He won't condemn booing a soldier
and you can't make him.
(Larry Downing/Reuters)
It isn't easy to distinguish oneself in this Republican presidential primary cycle as the craziest. Or dumbest. Or meanest. But you at least have to give Mitt Romney credit for
trying:
Mitt Romney said it isn’t his role to “scold” the sometimes vocal audiences at Republican presidential debates — whether crowd members are booing a gay solider or applauding the number of executions of Texas prisoners.

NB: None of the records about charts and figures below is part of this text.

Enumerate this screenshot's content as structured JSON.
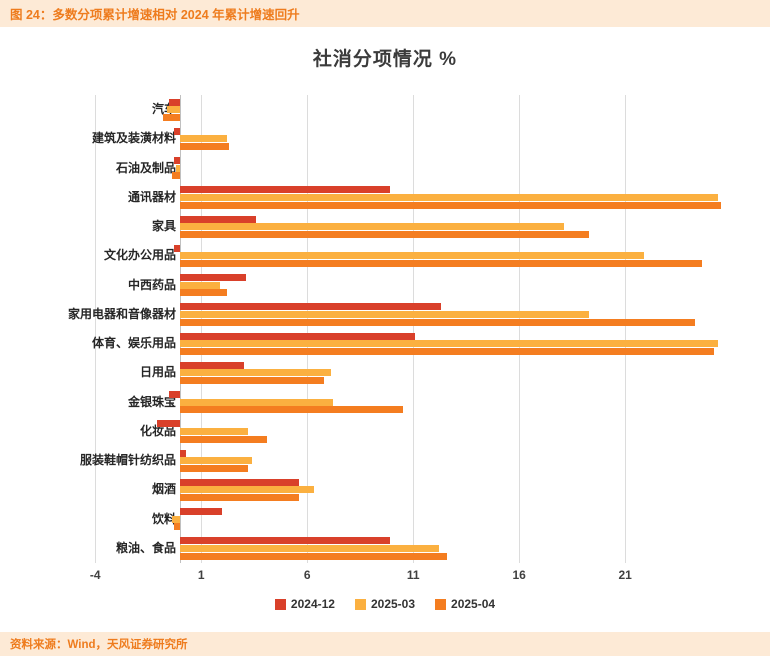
{
  "header": {
    "caption": "图 24：多数分项累计增速相对 2024 年累计增速回升"
  },
  "footer": {
    "source": "资料来源：Wind，天风证券研究所"
  },
  "colors": {
    "banner_background": "#fdead6",
    "banner_text": "#ee7c1e",
    "gridline": "#dcdcdc",
    "series_2024_12": "#d9402a",
    "series_2025_03": "#fbb040",
    "series_2025_04": "#f47d20"
  },
  "chart_data": {
    "type": "bar",
    "orientation": "horizontal",
    "title": "社消分项情况 %",
    "categories": [
      "汽车",
      "建筑及装潢材料",
      "石油及制品",
      "通讯器材",
      "家具",
      "文化办公用品",
      "中西药品",
      "家用电器和音像器材",
      "体育、娱乐用品",
      "日用品",
      "金银珠宝",
      "化妆品",
      "服装鞋帽针纺织品",
      "烟酒",
      "饮料",
      "粮油、食品"
    ],
    "series": [
      {
        "name": "2024-12",
        "color": "#d9402a",
        "values": [
          -0.5,
          -0.3,
          -0.3,
          9.9,
          3.6,
          -0.3,
          3.1,
          12.3,
          11.1,
          3.0,
          -0.5,
          -1.1,
          0.3,
          5.6,
          2.0,
          9.9
        ]
      },
      {
        "name": "2025-03",
        "color": "#fbb040",
        "values": [
          -0.6,
          2.2,
          -0.2,
          25.4,
          18.1,
          21.9,
          1.9,
          19.3,
          25.4,
          7.1,
          7.2,
          3.2,
          3.4,
          6.3,
          -0.4,
          12.2
        ]
      },
      {
        "name": "2025-04",
        "color": "#f47d20",
        "values": [
          -0.8,
          2.3,
          -0.4,
          25.5,
          19.3,
          24.6,
          2.2,
          24.3,
          25.2,
          6.8,
          10.5,
          4.1,
          3.2,
          5.6,
          -0.3,
          12.6
        ]
      }
    ],
    "x_ticks": [
      -4,
      1,
      6,
      11,
      16,
      21
    ],
    "xlim": [
      -4,
      25.8
    ],
    "grid": true,
    "legend_position": "bottom"
  }
}
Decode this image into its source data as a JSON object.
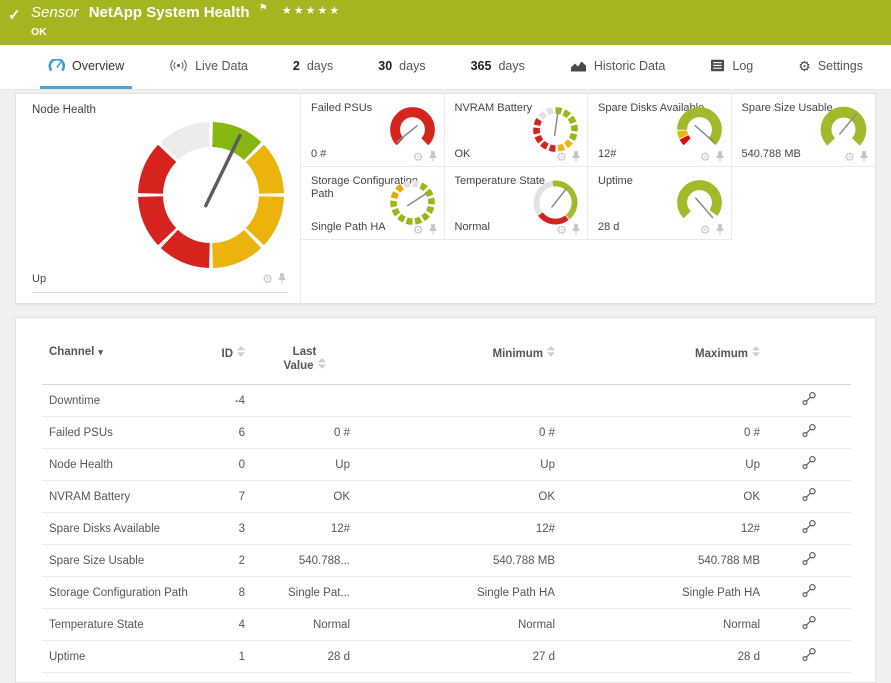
{
  "header": {
    "status_icon": "check-icon",
    "kind": "Sensor",
    "title": "NetApp System Health",
    "flag_icon": "flag-icon",
    "stars": "★★★★★",
    "status": "OK",
    "bg_color": "#a6b420"
  },
  "tabs": [
    {
      "icon": "gauge-icon",
      "label": "Overview",
      "active": true
    },
    {
      "icon": "live-data-icon",
      "label": "Live Data"
    },
    {
      "strong": "2",
      "label": "days"
    },
    {
      "strong": "30",
      "label": "days"
    },
    {
      "strong": "365",
      "label": "days"
    },
    {
      "icon": "historic-data-icon",
      "label": "Historic Data"
    },
    {
      "icon": "log-icon",
      "label": "Log"
    },
    {
      "icon": "settings-icon",
      "label": "Settings"
    }
  ],
  "colors": {
    "header_green": "#a6b420",
    "tab_blue": "#47a7dc",
    "gauge_green": "#87b512",
    "gauge_lime": "#a0ba2a",
    "gauge_yellow": "#ecb30d",
    "gauge_red": "#d7231d",
    "gauge_gray": "#e7e7e7"
  },
  "gauges": {
    "node_health": {
      "title": "Node Health",
      "value": "Up",
      "type": "donut",
      "vb": 150,
      "r": 60.5,
      "w": 25,
      "needle": 26,
      "len": 66,
      "back": 12,
      "nw": 3.4,
      "ncolor": "#5c5c5c",
      "segments": [
        {
          "from": 1.5,
          "to": 43.5,
          "color": "#87b512"
        },
        {
          "from": 46.5,
          "to": 88.5,
          "color": "#ecb30d"
        },
        {
          "from": 91.5,
          "to": 133.5,
          "color": "#ecb30d"
        },
        {
          "from": 136.5,
          "to": 178.5,
          "color": "#ecb30d"
        },
        {
          "from": 181.5,
          "to": 223.5,
          "color": "#d7231d"
        },
        {
          "from": 226.5,
          "to": 268.5,
          "color": "#d7231d"
        },
        {
          "from": 271.5,
          "to": 313.5,
          "color": "#d7231d"
        },
        {
          "from": 316.5,
          "to": 358.5,
          "color": "#ececec"
        }
      ]
    },
    "small": [
      {
        "title": "Failed PSUs",
        "value": "0 #",
        "vb": 64,
        "r": 21,
        "w": 12,
        "needle": -129,
        "len": 24,
        "back": 7,
        "nw": 1.8,
        "ncolor": "#8a8a8a",
        "segments": [
          {
            "from": -135,
            "to": 135,
            "color": "#d7231d"
          }
        ]
      },
      {
        "title": "NVRAM Battery",
        "value": "OK",
        "vb": 64,
        "r": 23,
        "w": 8,
        "needle": 8,
        "len": 20,
        "back": 7,
        "nw": 1.8,
        "ncolor": "#8a8a8a",
        "segments": [
          {
            "from": 0,
            "to": 18,
            "color": "#96b818"
          },
          {
            "from": 25.7,
            "to": 43.7,
            "color": "#96b818"
          },
          {
            "from": 51.4,
            "to": 69.4,
            "color": "#96b818"
          },
          {
            "from": 77.1,
            "to": 95.1,
            "color": "#96b818"
          },
          {
            "from": 102.9,
            "to": 120.9,
            "color": "#96b818"
          },
          {
            "from": 128.6,
            "to": 146.6,
            "color": "#ecb30d"
          },
          {
            "from": 154.3,
            "to": 172.3,
            "color": "#ecb30d"
          },
          {
            "from": 180,
            "to": 198,
            "color": "#d7231d"
          },
          {
            "from": 205.7,
            "to": 223.7,
            "color": "#d7231d"
          },
          {
            "from": 231.4,
            "to": 249.4,
            "color": "#d7231d"
          },
          {
            "from": 257.1,
            "to": 275.1,
            "color": "#d7231d"
          },
          {
            "from": 282.9,
            "to": 300.9,
            "color": "#d7231d"
          },
          {
            "from": 308.6,
            "to": 326.6,
            "color": "#e2e2e2"
          },
          {
            "from": 334.3,
            "to": 352.3,
            "color": "#e2e2e2"
          }
        ]
      },
      {
        "title": "Spare Disks Available",
        "value": "12#",
        "vb": 64,
        "r": 21,
        "w": 12,
        "needle": 131,
        "len": 24,
        "back": 7,
        "nw": 1.8,
        "ncolor": "#8a8a8a",
        "segments": [
          {
            "from": -135,
            "to": -117,
            "color": "#e00b00"
          },
          {
            "from": -114,
            "to": -94,
            "color": "#ecb30d"
          },
          {
            "from": -91,
            "to": 135,
            "color": "#a0ba2a"
          }
        ]
      },
      {
        "title": "Spare Size Usable",
        "value": "540.788 MB",
        "vb": 64,
        "r": 21,
        "w": 13,
        "needle": 40,
        "len": 24,
        "back": 7,
        "nw": 1.8,
        "ncolor": "#8a8a8a",
        "segments": [
          {
            "from": -135,
            "to": 135,
            "color": "#a0ba2a"
          }
        ]
      },
      {
        "title": "Storage Configuration Path",
        "value": "Single Path HA",
        "vb": 64,
        "r": 23,
        "w": 8,
        "needle": 57,
        "len": 20,
        "back": 7,
        "nw": 1.8,
        "ncolor": "#8a8a8a",
        "segments": [
          {
            "from": 0,
            "to": 18,
            "color": "#e2e2e2"
          },
          {
            "from": 25.7,
            "to": 43.7,
            "color": "#96b818"
          },
          {
            "from": 51.4,
            "to": 69.4,
            "color": "#96b818"
          },
          {
            "from": 77.1,
            "to": 95.1,
            "color": "#96b818"
          },
          {
            "from": 102.9,
            "to": 120.9,
            "color": "#96b818"
          },
          {
            "from": 128.6,
            "to": 146.6,
            "color": "#96b818"
          },
          {
            "from": 154.3,
            "to": 172.3,
            "color": "#96b818"
          },
          {
            "from": 180,
            "to": 198,
            "color": "#96b818"
          },
          {
            "from": 205.7,
            "to": 223.7,
            "color": "#96b818"
          },
          {
            "from": 231.4,
            "to": 249.4,
            "color": "#96b818"
          },
          {
            "from": 257.1,
            "to": 275.1,
            "color": "#96b818"
          },
          {
            "from": 282.9,
            "to": 300.9,
            "color": "#e5a90c"
          },
          {
            "from": 308.6,
            "to": 326.6,
            "color": "#e5a90c"
          },
          {
            "from": 334.3,
            "to": 352.3,
            "color": "#e2e2e2"
          }
        ]
      },
      {
        "title": "Temperature State",
        "value": "Normal",
        "vb": 64,
        "r": 23,
        "w": 7,
        "needle": 38,
        "len": 22,
        "back": 7,
        "nw": 1.8,
        "ncolor": "#8a8a8a",
        "segments": [
          {
            "from": -8,
            "to": 140,
            "color": "#a0ba2a"
          },
          {
            "from": 143,
            "to": 233,
            "color": "#d7231d"
          },
          {
            "from": 236,
            "to": 352,
            "color": "#e2e2e2"
          }
        ]
      },
      {
        "title": "Uptime",
        "value": "28 d",
        "vb": 64,
        "r": 21,
        "w": 12,
        "needle": 139,
        "len": 24,
        "back": 7,
        "nw": 1.8,
        "ncolor": "#8a8a8a",
        "segments": [
          {
            "from": -135,
            "to": 127,
            "color": "#a0ba2a"
          }
        ]
      },
      null
    ]
  },
  "channel_table": {
    "columns": [
      {
        "label": "Channel",
        "sorted": true
      },
      {
        "label": "ID"
      },
      {
        "label": "Last Value"
      },
      {
        "label": "Minimum"
      },
      {
        "label": "Maximum"
      },
      {
        "label": ""
      }
    ],
    "rows": [
      {
        "channel": "Downtime",
        "id": "-4",
        "last": "",
        "min": "",
        "max": ""
      },
      {
        "channel": "Failed PSUs",
        "id": "6",
        "last": "0 #",
        "min": "0 #",
        "max": "0 #"
      },
      {
        "channel": "Node Health",
        "id": "0",
        "last": "Up",
        "min": "Up",
        "max": "Up"
      },
      {
        "channel": "NVRAM Battery",
        "id": "7",
        "last": "OK",
        "min": "OK",
        "max": "OK"
      },
      {
        "channel": "Spare Disks Available",
        "id": "3",
        "last": "12#",
        "min": "12#",
        "max": "12#"
      },
      {
        "channel": "Spare Size Usable",
        "id": "2",
        "last": "540.788...",
        "min": "540.788 MB",
        "max": "540.788 MB"
      },
      {
        "channel": "Storage Configuration Path",
        "id": "8",
        "last": "Single Pat...",
        "min": "Single Path HA",
        "max": "Single Path HA"
      },
      {
        "channel": "Temperature State",
        "id": "4",
        "last": "Normal",
        "min": "Normal",
        "max": "Normal"
      },
      {
        "channel": "Uptime",
        "id": "1",
        "last": "28 d",
        "min": "27 d",
        "max": "28 d"
      }
    ]
  }
}
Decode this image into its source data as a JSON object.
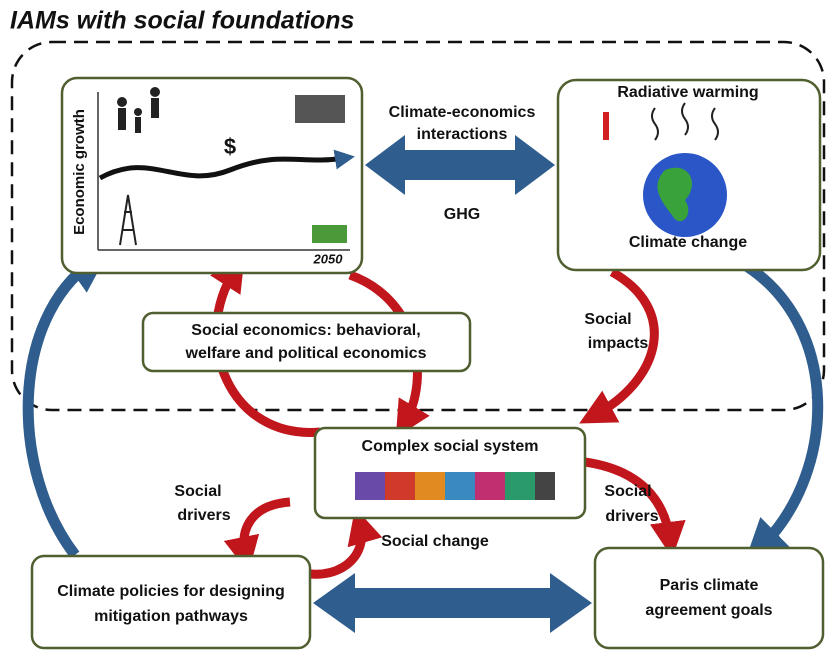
{
  "title": "IAMs with social foundations",
  "economic_box": {
    "axis_label": "Economic growth",
    "symbol": "$",
    "year": "2050"
  },
  "climate_box": {
    "top": "Radiative warming",
    "bottom": "Climate change"
  },
  "links": {
    "climate_economics": [
      "Climate-economics",
      "interactions"
    ],
    "ghg": "GHG",
    "social_impacts": [
      "Social",
      "impacts"
    ],
    "social_drivers_left": [
      "Social",
      "drivers"
    ],
    "social_drivers_right": [
      "Social",
      "drivers"
    ],
    "social_change": "Social change"
  },
  "social_economics": [
    "Social economics: behavioral,",
    "welfare and political economics"
  ],
  "complex_social_system": "Complex social system",
  "climate_policies": [
    "Climate policies for designing",
    "mitigation pathways"
  ],
  "paris_goals": [
    "Paris climate",
    "agreement goals"
  ]
}
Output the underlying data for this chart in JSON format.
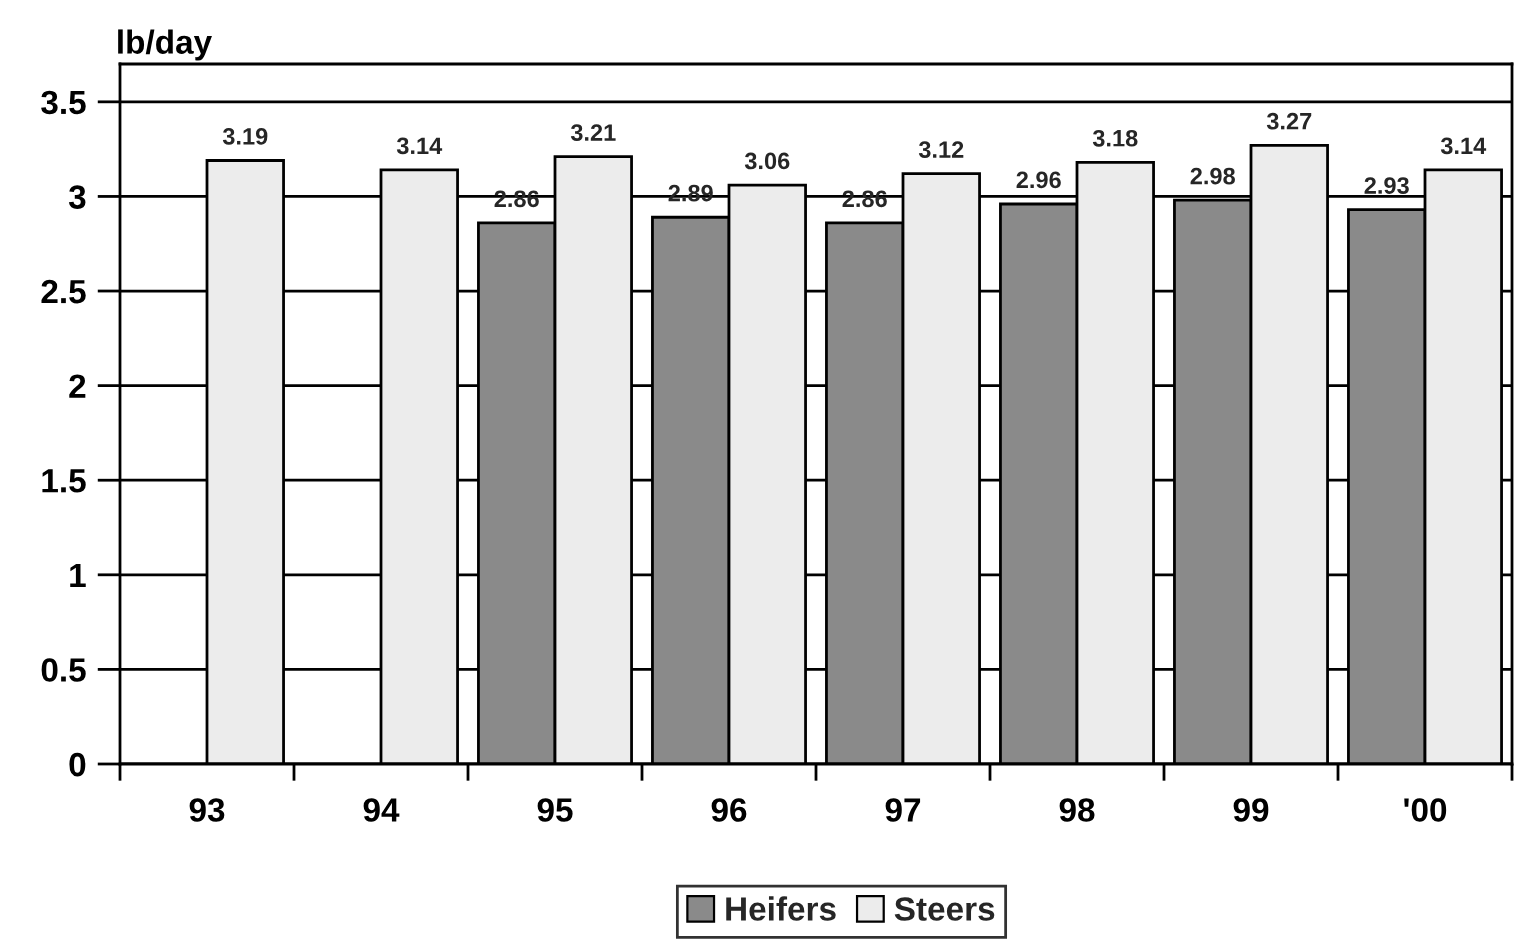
{
  "chart_data": {
    "type": "bar",
    "ylabel": "lb/day",
    "categories": [
      "93",
      "94",
      "95",
      "96",
      "97",
      "98",
      "99",
      "'00"
    ],
    "series": [
      {
        "name": "Heifers",
        "color": "#8a8a8a",
        "values": [
          null,
          null,
          2.86,
          2.89,
          2.86,
          2.96,
          2.98,
          2.93
        ]
      },
      {
        "name": "Steers",
        "color": "#ececec",
        "values": [
          3.19,
          3.14,
          3.21,
          3.06,
          3.12,
          3.18,
          3.27,
          3.14
        ]
      }
    ],
    "ylim": [
      0,
      3.7
    ],
    "yticks": [
      0,
      0.5,
      1,
      1.5,
      2,
      2.5,
      3,
      3.5
    ],
    "grid": "y",
    "legend": "bottom",
    "data_labels": true
  }
}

“I would tell you that in these debates there has been a lot of booing and a lot of applause. Cheering and booing,” Mr. Romney said Monday during a 70-minute interview with the New Hampshire Union Leader, which was broadcast on CSPAN. “Now I have not made it my practice to scold the audience and say, ‘I disagree with this person. I agree with that person.’ Because it goes a lot of different directions.”
And specifically, on the booing of a soldier?
“I don’t know when they booed, and I don’t know why people booed. I will tell you that the boos and the applause has not always coincided with my own views.”
Putting aside, for the moment, the well-established fact that Romney doesn't actually have his own views—he just has moment-to-moment pander points—does he really think running to the right of Rick freakin' Santorum is a good strategy? Even Santorum—the guy whose hatred of gay people is so infamous that Googling his name is NSFW—was willing to condemn the audience's boos:
"I condemn the people who booed that gay soldier," Santorum said on Fox News Friday. "Certainly had I heard them, I would have said, 'Don't do that. This man is serving our country and we are to thank him for his service’."
Sure, Santorum tried to weasel out of it by claiming he didn't hear the boo that everyone else on the planet heard (except his fellow candidates on stage, apparently). But eventually he got to the obvious, seemingly indisputable point: that you're not supposed to boo soldiers.
But Romney can't even say that? Romney, the guy who once promised to be a better advocate for gay rights than Ted Kennedy? He can't bring himself to say, "You know what? Booing someone who's willing to put his life on the line for this country so the rest of us can enjoy our right to boo him is wrong."
Maybe Romney's problem isn't that he's a perpetual flip-flopper. Maybe his real problem is that he's completely amoral.